Washington Smear Machine Launches Ad in Rescue Mission to Help Save Rosendale

Mitch McConnell Props Up Rosendale Yet Again

Billings—The National Republican Senate Committee launched their latest attempt to resuscitate Matt Rosendale’s campaign, which has been dragged down by scandal after scandal. Their latest television ad attempts to hide Jon Tester’s record of fighting back against lobbyist influence in the Senate.

This is an ambitious task for the NRSC, which has backed a candidate who regularly rolls over for whoever happens to be propping up his campaign.

Tester has built a career out of cracking down on influence in Washington. One of the first bills he ever helped pass was legislation that banned members of Congress—himself included—from accepting travel, meals, and gifts from lobbyists. The legislation also requires the disclosure of campaign money bundled by lobbyists.

Tester also recently introduced a bill to impose a five-year lobbying ban on lawmakers to prevent elected officials from cashing in on their connections when they leave the public sector.

Matt Rosendale has committed himself to no such ethical standard. In the state legislature, Rosendale voted to let lobbyists pay for his travel through “special accounts”—a system that had previously been eliminated due to widespread abuse. And when Rosendale was elected state insurance commissioner, one of his first orders of business was to hire an insurance industry lobbyist to run his office.

As insurance commissioner, Rosendale raised $16,600 from insurance executives on a junket to Florida—then cut himself a personal check for that amount of money when he got back to Montana.

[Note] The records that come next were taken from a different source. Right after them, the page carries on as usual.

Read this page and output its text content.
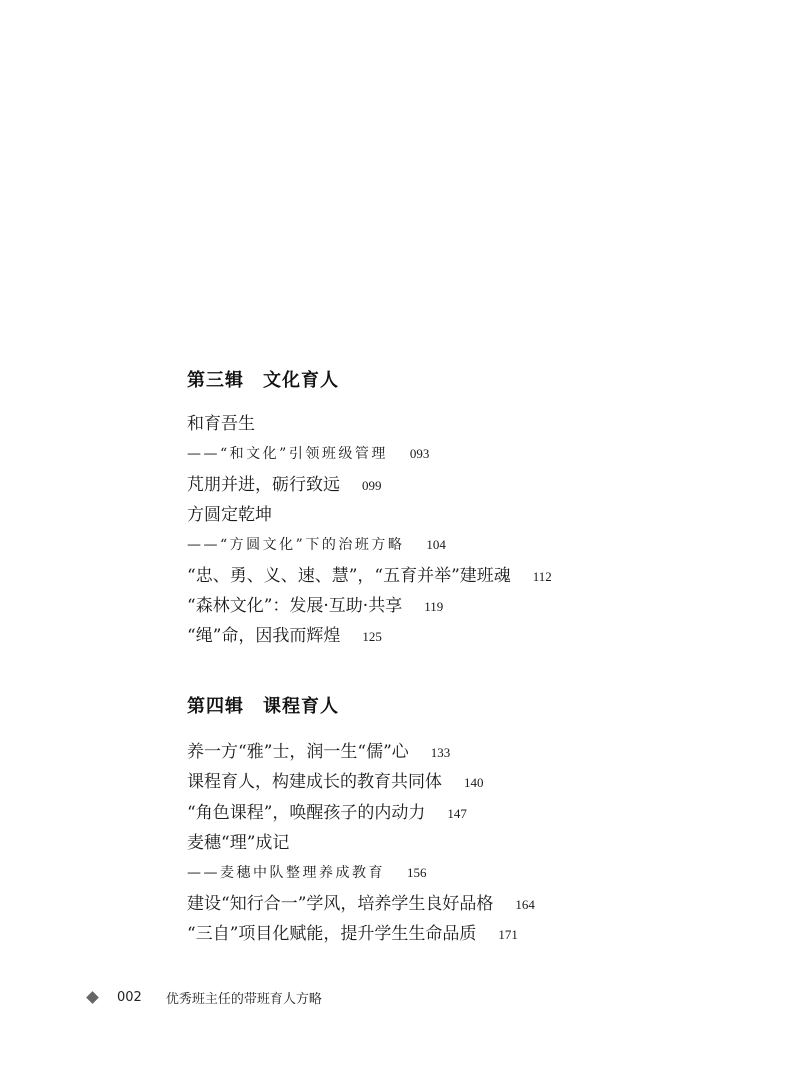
第三辑　文化育人
和育吾生
——“和文化”引领班级管理 093
芃朋并进，砺行致远 099
方圆定乾坤
——“方圆文化”下的治班方略 104
“忠、勇、义、速、慧”，“五育并举”建班魂 112
“森林文化”：发展·互助·共享 119
“绳”命，因我而辉煌 125
第四辑　课程育人
养一方“雅”士，润一生“儒”心 133
课程育人，构建成长的教育共同体 140
“角色课程”，唤醒孩子的内动力 147
麦穗“理”成记
——麦穗中队整理养成教育 156
建设“知行合一”学风，培养学生良好品格 164
“三自”项目化赋能，提升学生生命品质 171
002 优秀班主任的带班育人方略
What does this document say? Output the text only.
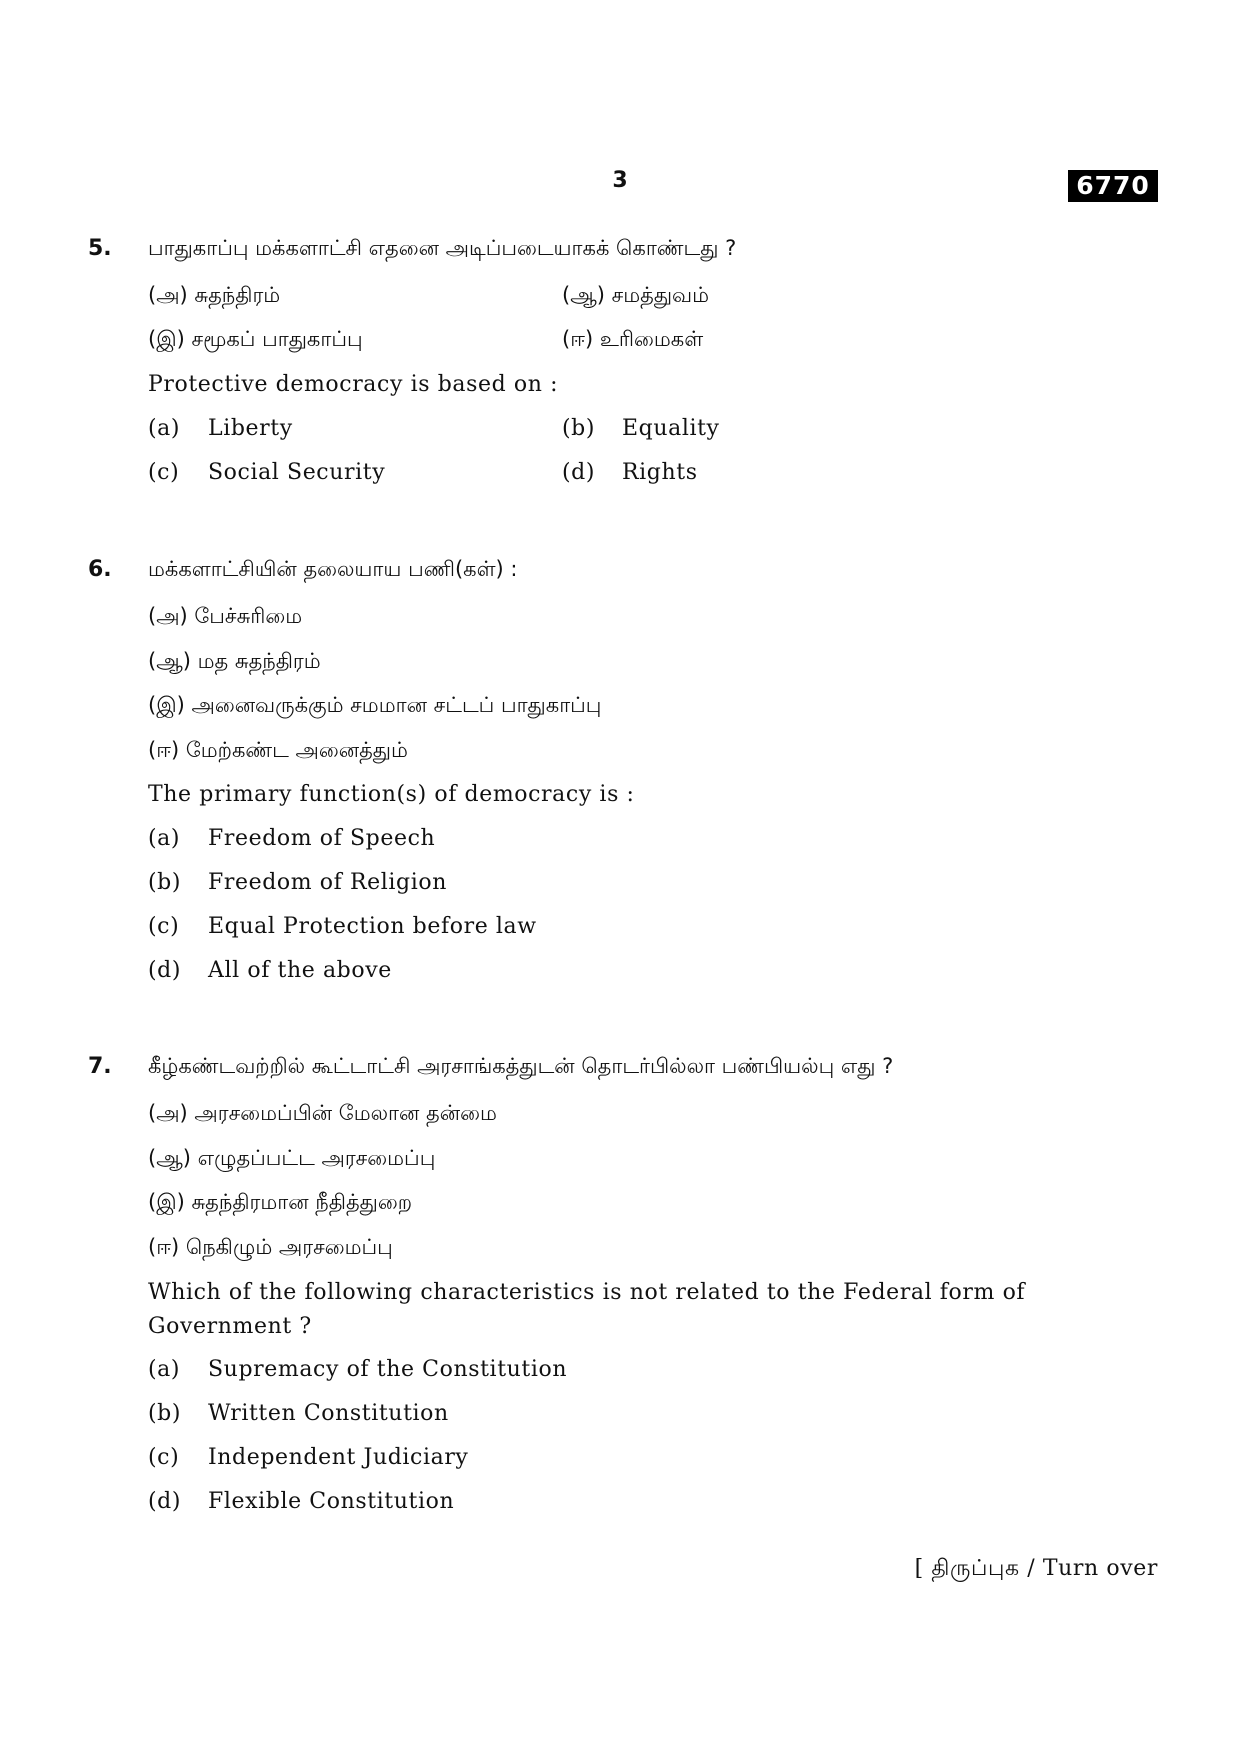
3	6770
5. பாதுகாப்பு மக்களாட்சி எதனை அடிப்படையாகக் கொண்டது ?
(அ) சுதந்திரம்	(ஆ) சமத்துவம்
(இ) சமூகப் பாதுகாப்பு	(ஈ) உரிமைகள்
Protective democracy is based on :
(a) Liberty	(b) Equality
(c) Social Security	(d) Rights
6. மக்களாட்சியின் தலையாய பணி(கள்) :
(அ) பேச்சுரிமை
(ஆ) மத சுதந்திரம்
(இ) அனைவருக்கும் சமமான சட்டப் பாதுகாப்பு
(ஈ) மேற்கண்ட அனைத்தும்
The primary function(s) of democracy is :
(a) Freedom of Speech
(b) Freedom of Religion
(c) Equal Protection before law
(d) All of the above
7. கீழ்கண்டவற்றில் கூட்டாட்சி அரசாங்கத்துடன் தொடர்பில்லா பண்பியல்பு எது ?
(அ) அரசமைப்பின் மேலான தன்மை
(ஆ) எழுதப்பட்ட அரசமைப்பு
(இ) சுதந்திரமான நீதித்துறை
(ஈ) நெகிழும் அரசமைப்பு
Which of the following characteristics is not related to the Federal form of Government ?
(a) Supremacy of the Constitution
(b) Written Constitution
(c) Independent Judiciary
(d) Flexible Constitution
[ திருப்புக / Turn over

Rosendale also has a history of skirting campaign finance law and fighting against greater transparency. He used a “legal form of money laundering” to dodge campaign contribution limits that effectively allow him to raise more money from wealthy donors who had already contributed the maximum legal amount to his 2018 campaign. This isn’t surprising behavior coming from Rosendale, who regularly voted to keep dark money darker when he voted against better disclosure laws in the Montana legislature.

“Jon has faced an onslaught of outside money trying to turn him into something he’s not—but Montanans aren’t buying it,” said Montanans for Tester spokesperson Luke Jackson. “Here’s the truth: Rosendale can’t defend his own record of cozying up to lobbyists and lining his pockets with insurance industry cash, so his billionaire pals have tried to distort Jon’s record instead. But no amount of misleading attack ads will ever change Jon’s proven record of fighting for government transparency and ethics every day.”